As an optional implementation manner, based on the embodiment shown in fig. 1, to further reduce convenience for managing data to be stored, when performing the step of constructing a plurality of storage templates for storing actual data based on the acquired traffic indexes, the data storage method provided in the present application includes: acquiring index classification categories and category attribute data based on the acquired service indexes; and constructing a plurality of storage templates based on the index classification category and the category attribute data.
The method comprises the steps of obtaining index classification category and category attribute data based on the obtained service index, and then constructing a storage template according to the category attribute data, so that the efficiency of splitting actual data based on the service index can be greatly improved, and the convenience of managing the actual data is improved by adding the split data to a storage module to construct an actual table for counting the data to be stored.

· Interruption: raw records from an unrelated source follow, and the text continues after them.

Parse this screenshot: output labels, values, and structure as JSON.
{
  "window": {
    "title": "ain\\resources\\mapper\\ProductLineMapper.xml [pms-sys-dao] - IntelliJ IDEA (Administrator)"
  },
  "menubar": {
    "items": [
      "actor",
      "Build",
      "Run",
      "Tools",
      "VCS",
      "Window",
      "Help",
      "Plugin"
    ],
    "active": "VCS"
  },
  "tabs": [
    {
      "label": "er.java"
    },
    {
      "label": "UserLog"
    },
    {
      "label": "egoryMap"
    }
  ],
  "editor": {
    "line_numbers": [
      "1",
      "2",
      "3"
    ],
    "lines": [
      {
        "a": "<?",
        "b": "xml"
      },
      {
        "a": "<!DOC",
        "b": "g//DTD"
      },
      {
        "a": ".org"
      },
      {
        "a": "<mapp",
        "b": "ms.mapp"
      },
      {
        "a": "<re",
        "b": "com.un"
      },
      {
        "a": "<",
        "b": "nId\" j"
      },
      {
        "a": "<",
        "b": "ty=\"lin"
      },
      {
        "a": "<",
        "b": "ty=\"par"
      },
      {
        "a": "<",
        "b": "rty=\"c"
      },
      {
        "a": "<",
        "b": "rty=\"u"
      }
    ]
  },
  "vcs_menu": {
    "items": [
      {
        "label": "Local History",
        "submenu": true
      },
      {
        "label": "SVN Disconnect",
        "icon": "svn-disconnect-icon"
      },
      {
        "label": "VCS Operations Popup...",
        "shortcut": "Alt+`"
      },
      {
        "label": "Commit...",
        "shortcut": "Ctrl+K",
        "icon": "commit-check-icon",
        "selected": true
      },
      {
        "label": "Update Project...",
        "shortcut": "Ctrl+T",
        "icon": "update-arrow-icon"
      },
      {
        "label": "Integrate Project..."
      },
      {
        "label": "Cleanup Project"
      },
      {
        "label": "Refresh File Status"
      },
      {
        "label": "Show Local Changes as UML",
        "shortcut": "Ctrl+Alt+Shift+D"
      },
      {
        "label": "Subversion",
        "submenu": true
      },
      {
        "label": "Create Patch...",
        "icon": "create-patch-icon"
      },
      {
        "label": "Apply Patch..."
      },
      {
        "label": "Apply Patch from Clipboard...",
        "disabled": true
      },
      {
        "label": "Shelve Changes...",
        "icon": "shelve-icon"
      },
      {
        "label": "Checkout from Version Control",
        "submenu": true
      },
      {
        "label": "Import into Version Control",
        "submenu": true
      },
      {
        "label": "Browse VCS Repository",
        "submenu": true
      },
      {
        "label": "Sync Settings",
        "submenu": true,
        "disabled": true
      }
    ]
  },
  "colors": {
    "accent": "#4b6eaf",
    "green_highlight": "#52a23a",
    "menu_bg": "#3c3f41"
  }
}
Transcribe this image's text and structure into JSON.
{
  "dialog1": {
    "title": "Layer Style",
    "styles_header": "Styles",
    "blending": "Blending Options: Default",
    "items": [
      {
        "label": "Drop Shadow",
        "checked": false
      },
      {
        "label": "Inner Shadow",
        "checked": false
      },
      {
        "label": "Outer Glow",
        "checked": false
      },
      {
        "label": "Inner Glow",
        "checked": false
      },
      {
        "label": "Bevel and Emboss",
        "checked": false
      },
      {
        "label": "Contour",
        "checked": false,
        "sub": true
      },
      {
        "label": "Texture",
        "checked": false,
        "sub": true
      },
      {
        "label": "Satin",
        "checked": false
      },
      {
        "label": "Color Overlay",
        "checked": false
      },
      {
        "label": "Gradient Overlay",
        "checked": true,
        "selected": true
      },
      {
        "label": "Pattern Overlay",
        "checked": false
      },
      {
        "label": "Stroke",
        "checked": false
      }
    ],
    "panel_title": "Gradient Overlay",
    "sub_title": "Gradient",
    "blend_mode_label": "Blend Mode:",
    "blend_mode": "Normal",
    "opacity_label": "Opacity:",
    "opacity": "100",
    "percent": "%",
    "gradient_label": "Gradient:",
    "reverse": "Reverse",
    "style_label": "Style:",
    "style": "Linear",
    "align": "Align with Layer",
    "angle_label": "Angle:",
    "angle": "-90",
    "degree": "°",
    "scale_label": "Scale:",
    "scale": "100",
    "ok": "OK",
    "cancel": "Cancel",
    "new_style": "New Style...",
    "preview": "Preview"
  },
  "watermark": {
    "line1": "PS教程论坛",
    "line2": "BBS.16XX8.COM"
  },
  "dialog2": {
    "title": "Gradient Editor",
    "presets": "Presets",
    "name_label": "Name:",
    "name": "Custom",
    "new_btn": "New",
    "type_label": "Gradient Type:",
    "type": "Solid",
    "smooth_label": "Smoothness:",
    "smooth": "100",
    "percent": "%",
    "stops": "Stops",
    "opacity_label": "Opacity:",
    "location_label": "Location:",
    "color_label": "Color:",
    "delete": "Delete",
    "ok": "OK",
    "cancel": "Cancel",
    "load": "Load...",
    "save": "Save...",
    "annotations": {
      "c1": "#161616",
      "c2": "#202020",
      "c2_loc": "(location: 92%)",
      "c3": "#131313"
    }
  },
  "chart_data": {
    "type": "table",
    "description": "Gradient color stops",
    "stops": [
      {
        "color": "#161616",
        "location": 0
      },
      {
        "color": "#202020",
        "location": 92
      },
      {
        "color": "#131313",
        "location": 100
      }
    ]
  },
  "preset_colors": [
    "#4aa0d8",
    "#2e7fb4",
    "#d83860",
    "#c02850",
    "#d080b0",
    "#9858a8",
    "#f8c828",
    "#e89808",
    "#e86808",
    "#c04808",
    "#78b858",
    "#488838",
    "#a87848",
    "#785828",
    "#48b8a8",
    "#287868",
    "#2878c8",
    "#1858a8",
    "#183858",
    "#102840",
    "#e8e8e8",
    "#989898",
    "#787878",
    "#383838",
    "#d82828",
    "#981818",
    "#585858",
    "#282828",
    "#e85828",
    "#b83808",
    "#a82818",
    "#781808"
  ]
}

As an alternative embodiment, the constructing a plurality of storage templates includes: a data storage table and a category storage table; wherein the data storage table is configured to store category attribute data, the data storage table comprising a metadata data table; the category storage table is configured to store index classification categories, the category storage table comprising: metadata index code tables, directory index tables, grouping index tables, and/or combination index tables.
The metadata data table includes a column name, a type, and an annotation, the column name including: MACRODATAID, COMBINEID, YEAR, MONTH, TIMEFRAMECODE, UNITCODE, INDCTATTR, DATA, OPERUSERID, OPERDATE, MODIFYUSERID and MODIFYDATE; the type includes a string and time; the annotation comprises: primary key, combined index ID, year, month, time type code, unit, data attribute, data, operator, operation time, modifier, modification time. The constructed metadata data table is shown in table 1.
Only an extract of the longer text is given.